I don’t want a newsletter that constantly seeks to drive all traffic to the author’s Facebook page. I do not use Facebook. Get a website. Zap.
Jami, can I ask, what made you choose the Word Press plug in instead of MailChimp or one of its competitors? How is it working for you?
I am looking ahead to starting my own list. ?
Hi Jaime,
I’ve never used MailChimp or any of the other providers, so I can’t offer a comparison of features unfortunately. I suspect MailChimp and Constant Contact or the other biggies have more bells and whistles. 🙂
However, I liked the idea of owning my list myself. I’ve seen web services disappear and take platforms that people worked hard to build into the ether. Call me a control freak. 😉
At the time when I first installed the plugin (back when it was called Wysija), it was free for the first 2000 subscribers, and that was a better option than the others. (If I remember correctly, the other providers were charging based on number of newsletters sent a month, so I would have been paying from the very start because of my blog posting schedule.) I trust my web host to not disappear, I know everything is backed up, I know their servers can handle the extra email workload, etc.
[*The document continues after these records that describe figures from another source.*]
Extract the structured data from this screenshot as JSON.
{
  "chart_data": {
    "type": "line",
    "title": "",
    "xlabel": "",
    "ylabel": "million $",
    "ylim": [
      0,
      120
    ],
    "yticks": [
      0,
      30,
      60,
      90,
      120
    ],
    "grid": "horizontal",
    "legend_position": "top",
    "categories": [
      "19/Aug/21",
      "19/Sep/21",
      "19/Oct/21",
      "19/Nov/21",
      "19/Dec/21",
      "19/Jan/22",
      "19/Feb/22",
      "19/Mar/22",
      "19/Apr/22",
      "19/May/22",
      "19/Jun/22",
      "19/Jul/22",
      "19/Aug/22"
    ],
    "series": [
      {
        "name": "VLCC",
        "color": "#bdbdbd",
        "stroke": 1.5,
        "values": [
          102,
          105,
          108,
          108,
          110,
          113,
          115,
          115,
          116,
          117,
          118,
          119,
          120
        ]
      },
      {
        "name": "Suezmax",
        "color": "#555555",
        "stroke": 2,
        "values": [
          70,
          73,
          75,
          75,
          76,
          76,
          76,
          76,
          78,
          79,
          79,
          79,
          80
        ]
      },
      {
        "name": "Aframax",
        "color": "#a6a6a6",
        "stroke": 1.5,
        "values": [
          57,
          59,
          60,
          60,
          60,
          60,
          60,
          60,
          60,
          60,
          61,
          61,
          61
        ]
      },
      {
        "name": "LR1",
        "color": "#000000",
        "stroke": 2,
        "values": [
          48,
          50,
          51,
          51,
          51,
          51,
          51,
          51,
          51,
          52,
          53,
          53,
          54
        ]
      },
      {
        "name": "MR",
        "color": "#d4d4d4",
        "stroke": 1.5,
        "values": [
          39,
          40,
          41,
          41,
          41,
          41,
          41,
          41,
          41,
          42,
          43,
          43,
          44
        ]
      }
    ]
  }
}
In other words, I know my choice is not for everyone, and I have a hard time recommending the plugin to others because I don’t even know what bells and whistles I don’t have, but it’s working for me. 🙂 Let me know if you still have questions, and thanks for the comment!
We use MailChimp. My husband is the webmaster. I would recommend sending yourself the newsletter before distributing to the mailing list. This way you can catch any irregularities. Like, if it still shows text saying ‘address block here’ or ‘this is the header’.
And test all links at this point too!